Interstelar: não há nada de novo na terra
“Interstelar” é a novidade do momento. Não preciso citar cifras ou outros dados, é só ouvir os corredores ou as vozes no Facebook e Twitter. O filme está sendo muito bem divulgado pela mídia e pelos próprios espectadores. E merece: pelos seus méritos visuais, científicos e cinematográficos. Você mesmo deve ter visto a obra e ter pensado ser ele um dos melhores filmes que você já viu. Bom, vamos pensar um pouco acerca disso. Primeiro os méritos.
Méritos
É um filme de primor visual. Assistir ao filme é um prazer enorme, o espaço na tela é a conquista da imaginação do espectador, é a fascinação que o mistério exerce sobre o homem. A tecnologia nos proporciona aumentar as fronteiras do conhecimento e daquilo que podemos ver/imaginar. O cinema é parte dessa máquina que desafia nossas vistas, nos ajudar a visar outros mundos/realidades. O espaço é um desses lugares que o cinema gosta de investir para agitar nossa percepção, investindo no fantástico para nos cativar. Mas ao invés de explorar a liberdade proveniente de nosso desconhecimento, Christopher Nolan, o diretor, decide ater-se às descobertas da física de da ciência, tornando o filme ainda mais interessante nesse aspecto.
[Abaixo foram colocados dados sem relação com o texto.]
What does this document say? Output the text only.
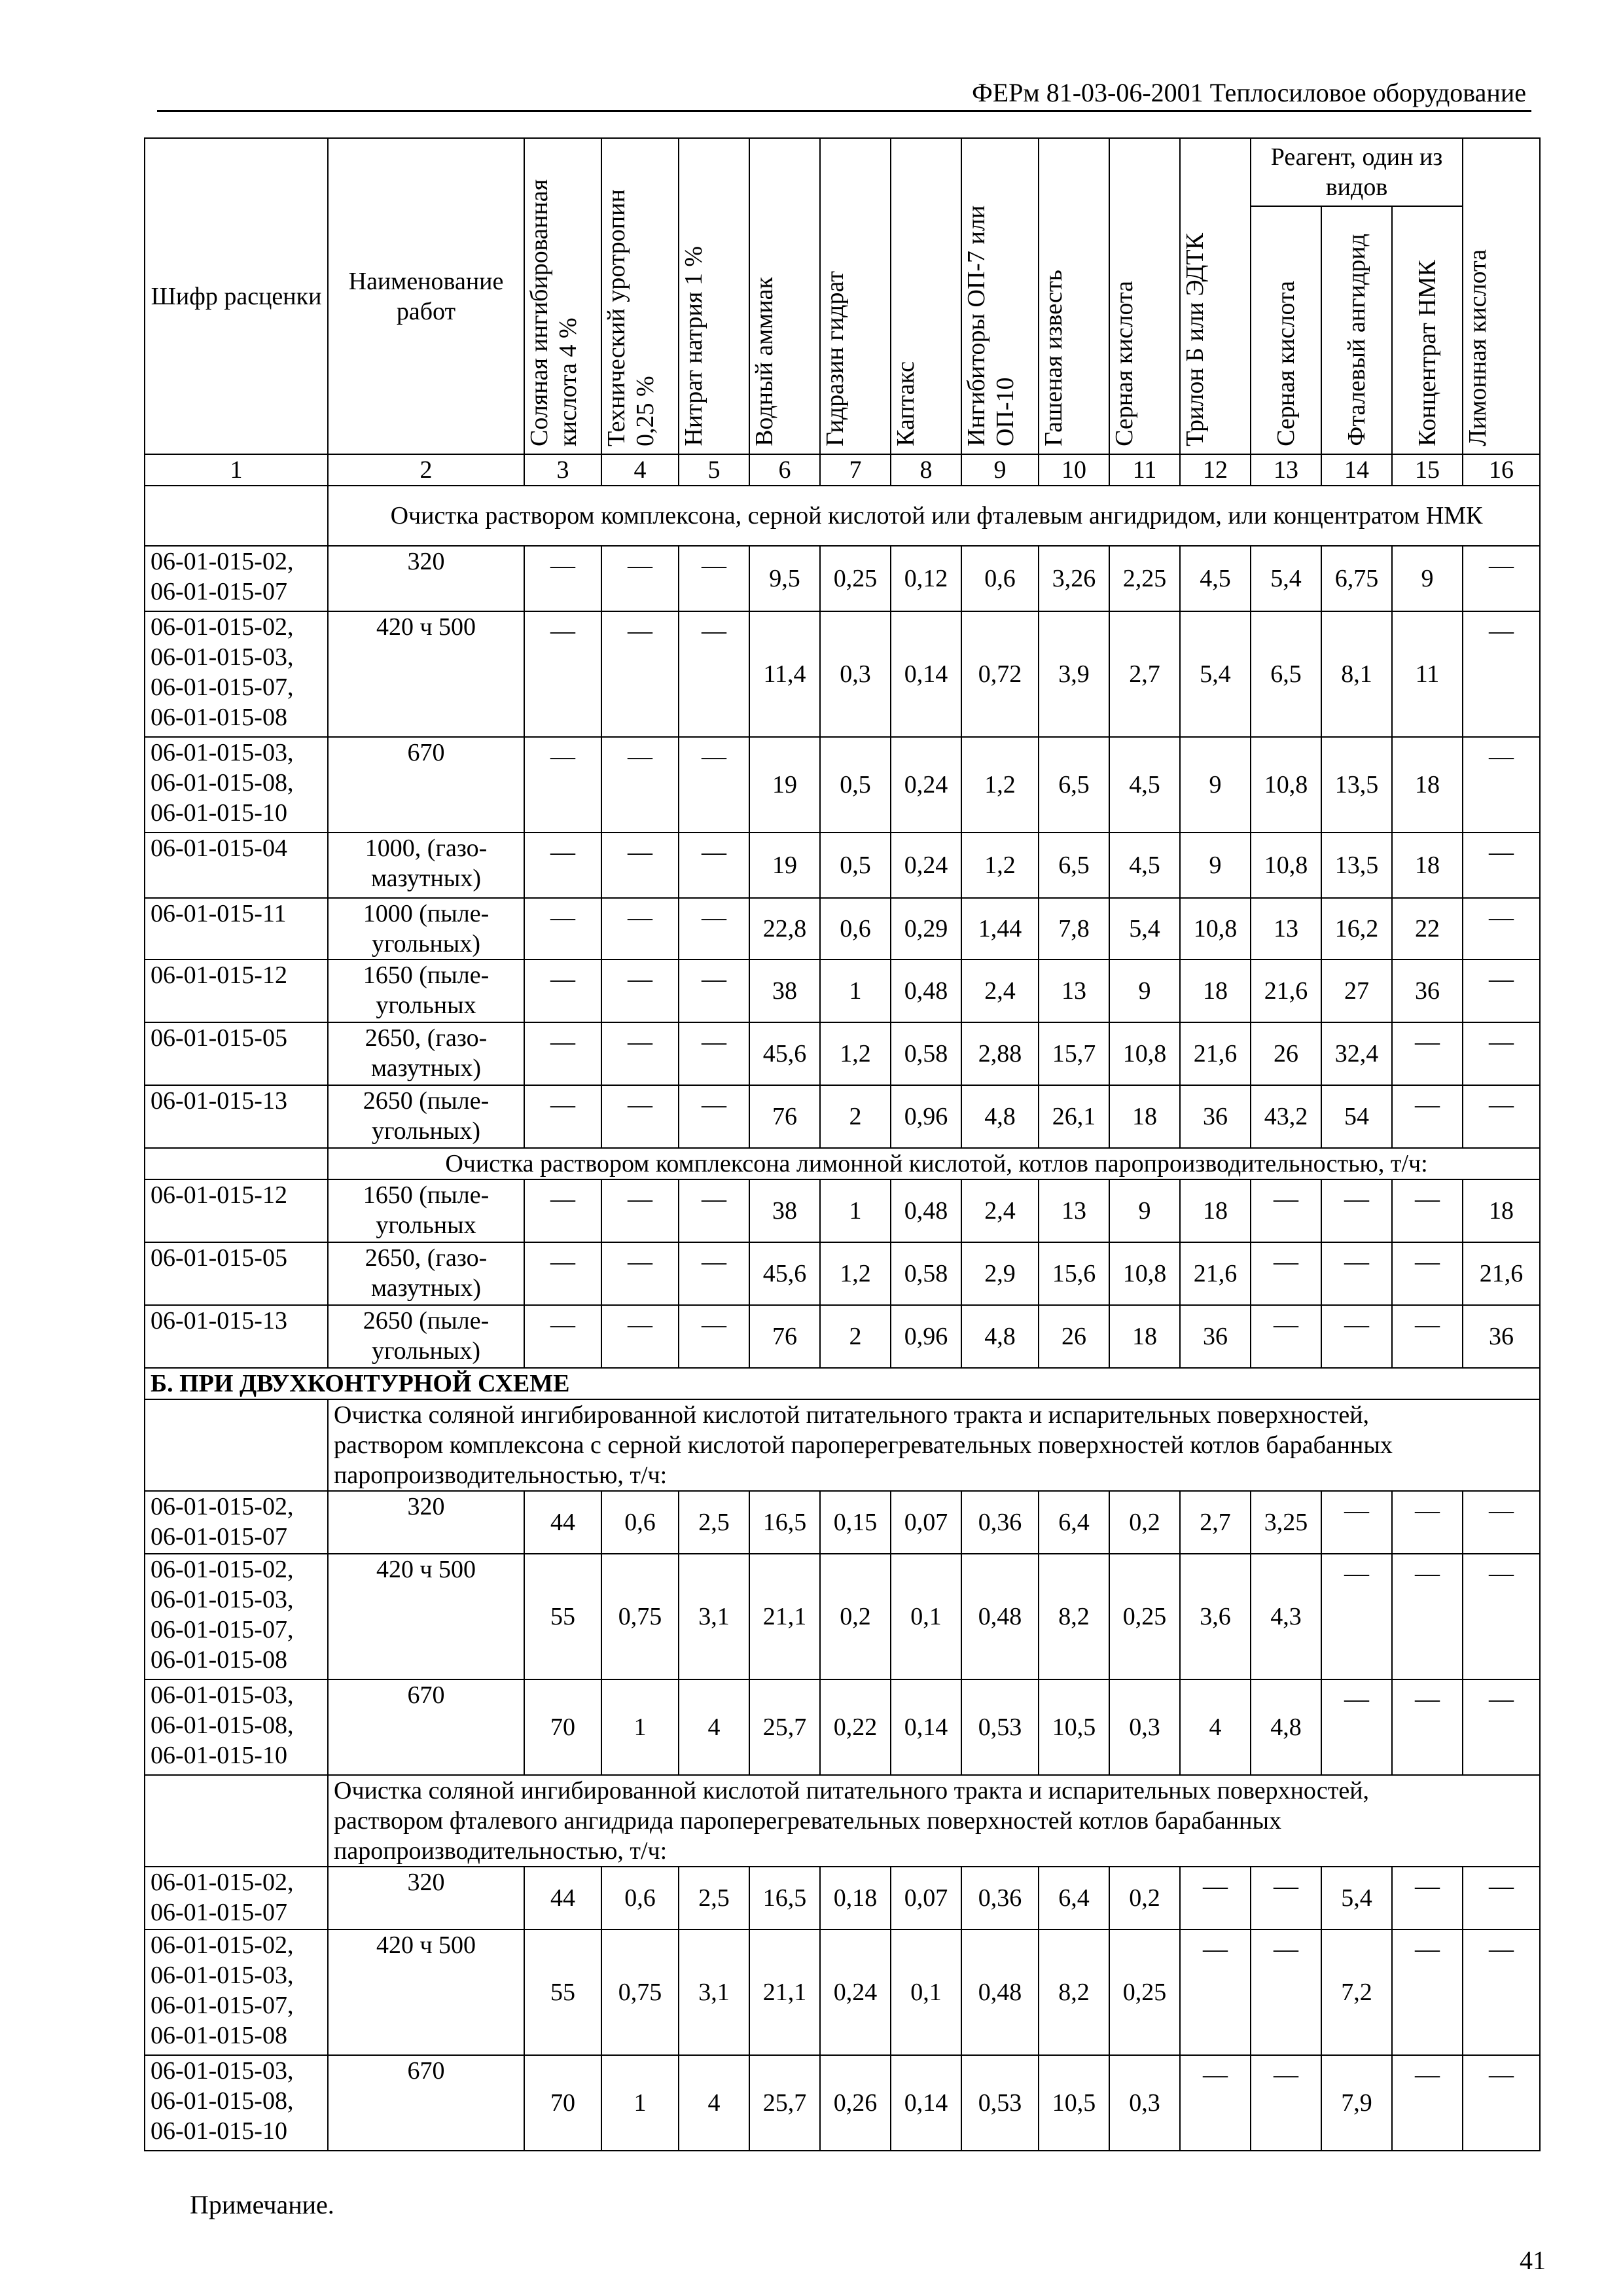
ФЕРм 81-03-06-2001 Теплосиловое оборудование
Шифр расценки	Наименование работ	Соляная ингибированная кислота 4 %	Технический уротропин 0,25 %	Нитрат натрия 1 %	Водный аммиак	Гидразин гидрат	Каптакс	Ингибиторы ОП-7 или ОП-10	Гашеная известь	Серная кислота	Трилон Б или ЭДТК	Реагент, один из видов			Лимонная кислота
												Серная кислота	Фталевый ангидрид	Концентрат НМК	
1	2	3	4	5	6	7	8	9	10	11	12	13	14	15	16

	Очистка раствором комплексона, серной кислотой или фталевым ангидридом, или концентратом НМК														

06-01-015-02,
06-01-015-07	320	—	—	—	9,5	0,25	0,12	0,6	3,26	2,25	4,5	5,4	6,75	9	—

06-01-015-02,
06-01-015-03,
06-01-015-07,
06-01-015-08	420 ч 500	—	—	—	11,4	0,3	0,14	0,72	3,9	2,7	5,4	6,5	8,1	11	—

06-01-015-03,
06-01-015-08,
06-01-015-10	670	—	—	—	19	0,5	0,24	1,2	6,5	4,5	9	10,8	13,5	18	—

06-01-015-04	1000, (газо-
мазутных)	—	—	—	19	0,5	0,24	1,2	6,5	4,5	9	10,8	13,5	18	—

06-01-015-11	1000 (пыле-
угольных)	—	—	—	22,8	0,6	0,29	1,44	7,8	5,4	10,8	13	16,2	22	—

06-01-015-12	1650 (пыле-
угольных	—	—	—	38	1	0,48	2,4	13	9	18	21,6	27	36	—

06-01-015-05	2650, (газо-
мазутных)	—	—	—	45,6	1,2	0,58	2,88	15,7	10,8	21,6	26	32,4	—	—

06-01-015-13	2650 (пыле-
угольных)	—	—	—	76	2	0,96	4,8	26,1	18	36	43,2	54	—	—

	Очистка раствором комплексона лимонной кислотой, котлов паропроизводительностью, т/ч:														

06-01-015-12	1650 (пыле-
угольных	—	—	—	38	1	0,48	2,4	13	9	18	—	—	—	18

06-01-015-05	2650, (газо-
мазутных)	—	—	—	45,6	1,2	0,58	2,9	15,6	10,8	21,6	—	—	—	21,6

06-01-015-13	2650 (пыле-
угольных)	—	—	—	76	2	0,96	4,8	26	18	36	—	—	—	36
Б. ПРИ ДВУХКОНТУРНОЙ СХЕМЕ															

	Очистка соляной ингибированной кислотой питательного тракта и испарительных поверхностей,
раствором комплексона с серной кислотой пароперегревательных поверхностей котлов барабанных
паропроизводительностью, т/ч:														

06-01-015-02,
06-01-015-07	320	44	0,6	2,5	16,5	0,15	0,07	0,36	6,4	0,2	2,7	3,25	—	—	—

06-01-015-02,
06-01-015-03,
06-01-015-07,
06-01-015-08	420 ч 500	55	0,75	3,1	21,1	0,2	0,1	0,48	8,2	0,25	3,6	4,3	—	—	—

06-01-015-03,
06-01-015-08,
06-01-015-10	670	70	1	4	25,7	0,22	0,14	0,53	10,5	0,3	4	4,8	—	—	—

	Очистка соляной ингибированной кислотой питательного тракта и испарительных поверхностей,
раствором фталевого ангидрида пароперегревательных поверхностей котлов барабанных
паропроизводительностью, т/ч:														

06-01-015-02,
06-01-015-07	320	44	0,6	2,5	16,5	0,18	0,07	0,36	6,4	0,2	—	—	5,4	—	—

06-01-015-02,
06-01-015-03,
06-01-015-07,
06-01-015-08	420 ч 500	55	0,75	3,1	21,1	0,24	0,1	0,48	8,2	0,25	—	—	7,2	—	—

06-01-015-03,
06-01-015-08,
06-01-015-10	670	70	1	4	25,7	0,26	0,14	0,53	10,5	0,3	—	—	7,9	—	—
Примечание.
41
Diversos cientistas elogiaram o filme por sua fidelidade científica, o que pôde abrir novas perspectivas narrativas. Por incluir elementos da ciência na obra, o diretor limita sua liberdade criativa (como a inclusão de explosões no espaço), mas Nolan fez um ótimo trabalho em explorar os elementos e descobertas da física. Tal é o exemplo da passagem de tempo, quando alguns tripulantes da nave passam algo perto de uma hora em um planeta, e quando voltam à nave passaram-se 23 anos para o tripulante que lá permaneceu. Em suma, Nolan entrou no universo com a credencial da ciência, algo que pouquíssimos filmes, senão nenhum na história de Hollywood fez. Podemos pensar em 2001, de Stanley Kubrick. Mas parece-me que Kubrick não fez um filme sobre exploração espacial. O espaço é apenas uma “desculpa” para Kubrick desenvolver sua psicologia em personagens densos e multifacetados, ao passo que em “Interstelar” a exploração espacial é um elemento pivô para a narrativa.
O primor visual, aliado à representação também visual e narrativa da ciência, é uma fórmula muito inteligente. O presente que habitamos nos permite tais incursões. Seria impensável “Interstelar” ser filmado nos anos 60 ou 70 e ter a mesma intensidade que hoje. Para resumir, a analogia é próxima do cinema 3D: os efeitos nos fascinam, nos hipnotizam, especialmente quando se tratando de realidades que desconhecemos. “Avatar”, de James Cameron, partiu desse princípio e, já antecipando meu argumento, seu maior trunfo foi ao mesmo tempo sua condenação.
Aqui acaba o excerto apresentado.